Dlatego już w przedszkolu panie uczą dzieci chodzić parami. Co się później przydaje: on grzyb, ale ona aloes. I bez siebie żyć nie mogą. 😀
Tanaka,
I beda zyli w symbiozie dlugo i szczesliwie. 🙂
Owcarek Podhalański
„Aloes jest doskonałą rośliną do wnętrz”. NASA jest cwańsza niż myślicie! Oni planuję karmić ludzi aloesem na przemian z grzybami świecącymi dzięki czemu będziemy wytwarzać tlen niezbędny do życia organizmu wewnątrz tegoż organizmu. Pomyślcie o perspektywach jakie to otwiera przed ludzkością! Pyskaczy można będzie osadzać w podwodnych koloniach , gdzie będą mogli doskonale żyć bez powietrza, ale pyskami będą kłapać bezgłośnie jak ryby. Jaki to przyjemny widok sami możecie sprawdzić ściszając fonię w telewizorze podczas przemówień polityków. ( szkoda że żony nie można ściszać). A podróże na inne planety? Skafandry będą niepotrzebne, więc najbidniejszy menel będzie mógł zostać uchodźcą, czyli miglancem i żyć nawet na księżycu!

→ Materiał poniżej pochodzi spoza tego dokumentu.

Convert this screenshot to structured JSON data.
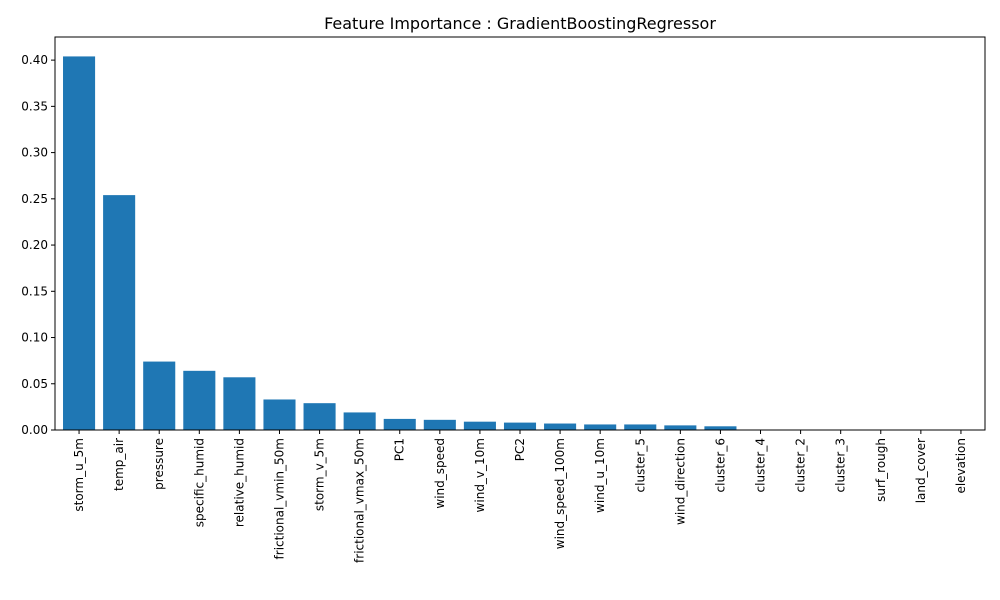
{
  "chart_data": {
    "type": "bar",
    "title": "Feature Importance : GradientBoostingRegressor",
    "xlabel": "",
    "ylabel": "",
    "categories": [
      "storm_u_5m",
      "temp_air",
      "pressure",
      "specific_humid",
      "relative_humid",
      "frictional_vmin_50m",
      "storm_v_5m",
      "frictional_vmax_50m",
      "PC1",
      "wind_speed",
      "wind_v_10m",
      "PC2",
      "wind_speed_100m",
      "wind_u_10m",
      "cluster_5",
      "wind_direction",
      "cluster_6",
      "cluster_4",
      "cluster_2",
      "cluster_3",
      "surf_rough",
      "land_cover",
      "elevation"
    ],
    "values": [
      0.404,
      0.254,
      0.074,
      0.064,
      0.057,
      0.033,
      0.029,
      0.019,
      0.012,
      0.011,
      0.009,
      0.008,
      0.007,
      0.006,
      0.006,
      0.005,
      0.004,
      0.0,
      0.0,
      0.0,
      0.0,
      0.0,
      0.0
    ],
    "ylim": [
      0,
      0.425
    ],
    "yticks": [
      "0.00",
      "0.05",
      "0.10",
      "0.15",
      "0.20",
      "0.25",
      "0.30",
      "0.35",
      "0.40"
    ],
    "grid": false,
    "bar_color": "#1f77b4"
  }
}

A pochlebcy będą mogli włazić z drugiej strony niż aloes z gżypkamy i też będą zadowoleni w tym przytulnym miejscu zwanym przez uczonych niszą ekologiczną.
Do Volterecka
„Ino cepry do Krynicy już jeździć nie będa musieli”
A to jo se myśle, ze Krynica by na tym skorzystała. Bo nazod kojarzyłaby sie z ponem Nikiforem i ponem Kiepurom, a nie ze zbocowanymi przez Ciebie, Volterecku, gigantami gospodarcymi.

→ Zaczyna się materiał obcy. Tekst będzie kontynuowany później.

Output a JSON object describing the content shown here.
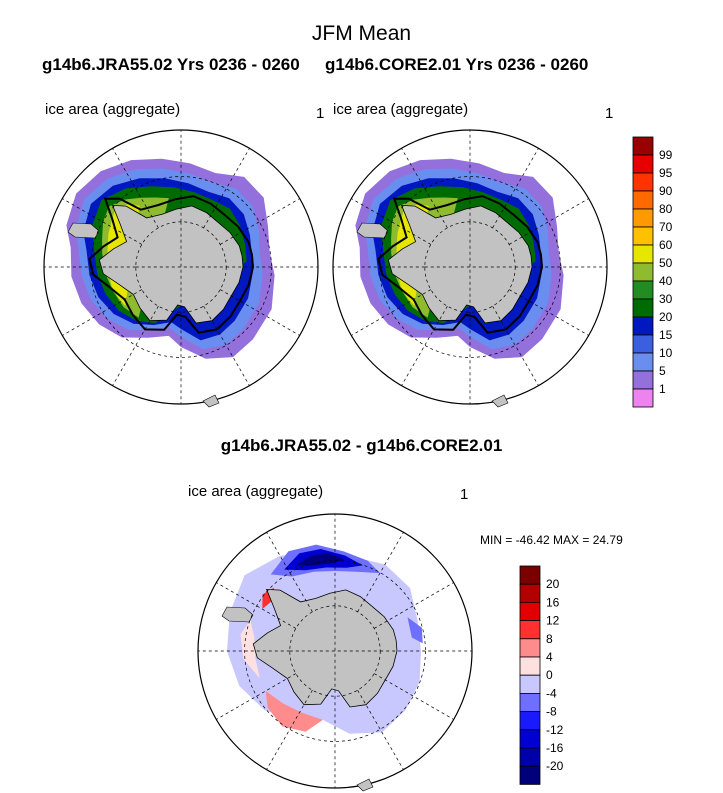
{
  "figure": {
    "title": "JFM Mean",
    "left_subtitle": "g14b6.JRA55.02  Yrs 0236 - 0260",
    "right_subtitle": "g14b6.CORE2.01  Yrs 0236 - 0260",
    "diff_title": "g14b6.JRA55.02 - g14b6.CORE2.01",
    "minmax_text": "MIN = -46.42 MAX =  24.79"
  },
  "panels": [
    {
      "label": "ice area  (aggregate)",
      "number": "1"
    },
    {
      "label": "ice area  (aggregate)",
      "number": "1"
    },
    {
      "label": "ice area  (aggregate)",
      "number": "1"
    }
  ],
  "colors": {
    "land": "#c2c2c2",
    "ocean": "#ffffff",
    "obs_contour": "#000000"
  },
  "chart_data": [
    {
      "type": "heatmap",
      "title": "ice area  (aggregate)",
      "run": "g14b6.JRA55.02",
      "projection": "south polar stereographic",
      "levels": [
        1,
        5,
        10,
        15,
        20,
        30,
        40,
        50,
        60,
        70,
        80,
        90,
        95,
        99
      ],
      "level_colors": [
        "#ee82ee",
        "#9370db",
        "#6a8ef0",
        "#3b5fe0",
        "#0018c0",
        "#006b00",
        "#228b22",
        "#8fbc2f",
        "#e6e600",
        "#ffc000",
        "#ff9900",
        "#ff6a00",
        "#ff3300",
        "#e60000",
        "#990000"
      ]
    },
    {
      "type": "heatmap",
      "title": "ice area  (aggregate)",
      "run": "g14b6.CORE2.01",
      "projection": "south polar stereographic",
      "levels": [
        1,
        5,
        10,
        15,
        20,
        30,
        40,
        50,
        60,
        70,
        80,
        90,
        95,
        99
      ],
      "level_colors": [
        "#ee82ee",
        "#9370db",
        "#6a8ef0",
        "#3b5fe0",
        "#0018c0",
        "#006b00",
        "#228b22",
        "#8fbc2f",
        "#e6e600",
        "#ffc000",
        "#ff9900",
        "#ff6a00",
        "#ff3300",
        "#e60000",
        "#990000"
      ]
    },
    {
      "type": "heatmap",
      "title": "ice area  (aggregate)",
      "run": "g14b6.JRA55.02 - g14b6.CORE2.01",
      "projection": "south polar stereographic",
      "min": -46.42,
      "max": 24.79,
      "levels": [
        -20,
        -16,
        -12,
        -8,
        -4,
        0,
        4,
        8,
        12,
        16,
        20
      ],
      "level_colors": [
        "#00007a",
        "#0000a8",
        "#0000d0",
        "#1a1aff",
        "#6e6eff",
        "#c8c8ff",
        "#ffe0e0",
        "#ff8c8c",
        "#ff3030",
        "#e00000",
        "#b00000",
        "#7a0000"
      ]
    }
  ]
}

„Miołek takiego uconego juhasa co to wszycko mnie na góralsko nute przetłumacył”
Cynściowo… juz oryginał jest na góralskom nute. Tamok, ka pon Dylan śpiewo „how many years can a mountain exist” 🙂
Do Tanakecka
„Bo pan Stephen Hawking przepowiedział, że za góra sto lat ludzkość się musi na inną planetę przenieść, bo Ziemię do tego czasu całkiem zniszczy.”
Bajuści! Moze to być i tak, ze NASA właśnie za pomocom aloesa ryktuje piknom przeprowadzke na inksom planete, uznawsy, ze nie mozno lekcewazyć przestrogi naukowca, ftóry w przysłość poziro sokolim okiem. Abo… jastrzębim. Co na jedno wychodzi, a racej jest blizse prowdy, bierąc pod uwage, ze Stephen Hawking w tłumaceniu na polski to bedzie chyba – Stefan Jastrzębski 🙂
Do Alecki
„poczekam, az mi ta teoretyczna cegla spadnie na glowe”

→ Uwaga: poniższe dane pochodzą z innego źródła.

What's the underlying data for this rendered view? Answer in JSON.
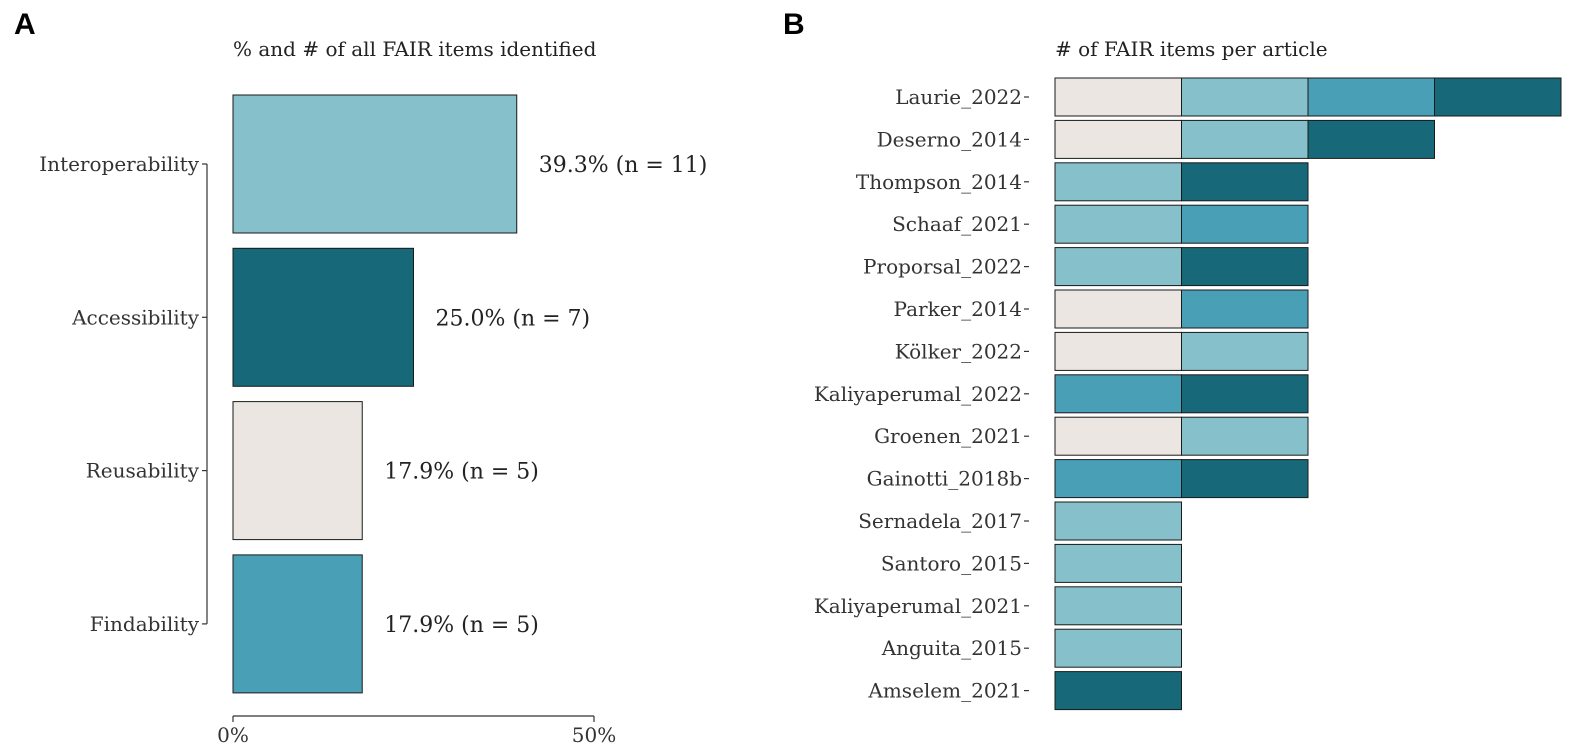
{
  "colors": {
    "Interoperability": "#86c0ca",
    "Accessibility": "#176878",
    "Reusability": "#ebe6e2",
    "Findability": "#499fb5"
  },
  "chart_data": [
    {
      "panel": "A",
      "type": "bar",
      "orientation": "horizontal",
      "title": "% and # of all FAIR items identified",
      "categories": [
        "Interoperability",
        "Accessibility",
        "Reusability",
        "Findability"
      ],
      "values": [
        39.3,
        25.0,
        17.9,
        17.9
      ],
      "counts": [
        11,
        7,
        5,
        5
      ],
      "data_labels": [
        "39.3% (n = 11)",
        "25.0% (n = 7)",
        "17.9% (n = 5)",
        "17.9% (n = 5)"
      ],
      "xlim": [
        0,
        50
      ],
      "xticks": [
        0,
        50
      ],
      "xtick_labels": [
        "0%",
        "50%"
      ]
    },
    {
      "panel": "B",
      "type": "bar",
      "orientation": "horizontal",
      "stacked": true,
      "title": "# of FAIR items per article",
      "articles": [
        {
          "name": "Laurie_2022",
          "items": [
            "Reusability",
            "Interoperability",
            "Findability",
            "Accessibility"
          ]
        },
        {
          "name": "Deserno_2014",
          "items": [
            "Reusability",
            "Interoperability",
            "Accessibility"
          ]
        },
        {
          "name": "Thompson_2014",
          "items": [
            "Interoperability",
            "Accessibility"
          ]
        },
        {
          "name": "Schaaf_2021",
          "items": [
            "Interoperability",
            "Findability"
          ]
        },
        {
          "name": "Proporsal_2022",
          "items": [
            "Interoperability",
            "Accessibility"
          ]
        },
        {
          "name": "Parker_2014",
          "items": [
            "Reusability",
            "Findability"
          ]
        },
        {
          "name": "Kölker_2022",
          "items": [
            "Reusability",
            "Interoperability"
          ]
        },
        {
          "name": "Kaliyaperumal_2022",
          "items": [
            "Findability",
            "Accessibility"
          ]
        },
        {
          "name": "Groenen_2021",
          "items": [
            "Reusability",
            "Interoperability"
          ]
        },
        {
          "name": "Gainotti_2018b",
          "items": [
            "Findability",
            "Accessibility"
          ]
        },
        {
          "name": "Sernadela_2017",
          "items": [
            "Interoperability"
          ]
        },
        {
          "name": "Santoro_2015",
          "items": [
            "Interoperability"
          ]
        },
        {
          "name": "Kaliyaperumal_2021",
          "items": [
            "Interoperability"
          ]
        },
        {
          "name": "Anguita_2015",
          "items": [
            "Interoperability"
          ]
        },
        {
          "name": "Amselem_2021",
          "items": [
            "Accessibility"
          ]
        }
      ]
    }
  ]
}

Tak se śpekuluje, cy w teoretycno cegła moze na jakomkolwiek głowe spaść? No i… myśle se, ze moze. Ale ino na głowe teoretycnom 🙂
Do TesTeqecka
„W grubej atmosferce będzie nam cieplutko!”
Cieplutko cy gorąco? Bo jeśli to drugie, to chyba worce zacąć inwestować w fabryki lodów i napojów chłodzącyk 🙂
Do Orecki
„Przypomnialy mi sie grzyby, ktore swieca i sa widoczne w ciemnosciach.”
No prose piknie! A następny wpis – tyz bedzie o cymsi, co świeci w ciemnościak! Choć nie o grzibie, ino o cymsi jesce inksym. Ba – mom nadzieje – tyz piknym 🙂
Do Tubylecka
„Pyskaczy można będzie osadzać w podwodnych koloniach , gdzie będą mogli doskonale żyć bez powietrza, ale pyskami będą kłapać bezgłośnie jak ryby.”
Chyba ze… pódom na nauke do delfinów i naucom sie pyskować ultradźwiękami. I wte trza bedzie wyryktować ustrojstwo wyłącające te ultradźwięki 🙂
owcarek podhalański
2 listopada o godz. 1:33 185609
Jak pan Hawking już jest taki całkiem nasz, to może on jest Grzegorz Brzęczyszczykiewicz, Chrząszczyżewoszyce powiat Łękołody ?
Jego komputer dużo może, ale chyba tego nie wymówi 😀
‚https://www.youtube.com/watch?v=AfKZclMWS1U
Na szlaku AT Maciej i Grzegorz juz sa w stanie Georgia i blisko konca (poczatku?) szlaku. Pisza ze pozosatlo 70 kilometrow.
Kiedy juz ukoncza AT i powroca do Polski na pewno wiele osob zapyta ich o roznice miedzy PCT i AT.
Ja wiem jaka jest glowna roznica. Nie gory, doliny i widoki. Roznica jest taka ze na PCT Grzegorz sie golił, a Maciej prawie sie golił. Na AT chlopaki sie nie golą. I taka jest roznica miedzy PCT i AT.
Dla przypomnienia pikny film z PCT w wykonaniu Macieja i Grzegorza. Bez zarostu. 🙂
https://www.youtube.com/watch?v=hujmuFajwMc
Do Tanakecka
„Jak pan Hawking już jest taki całkiem nasz, to może on jest Grzegorz Brzęczyszczykiewicz”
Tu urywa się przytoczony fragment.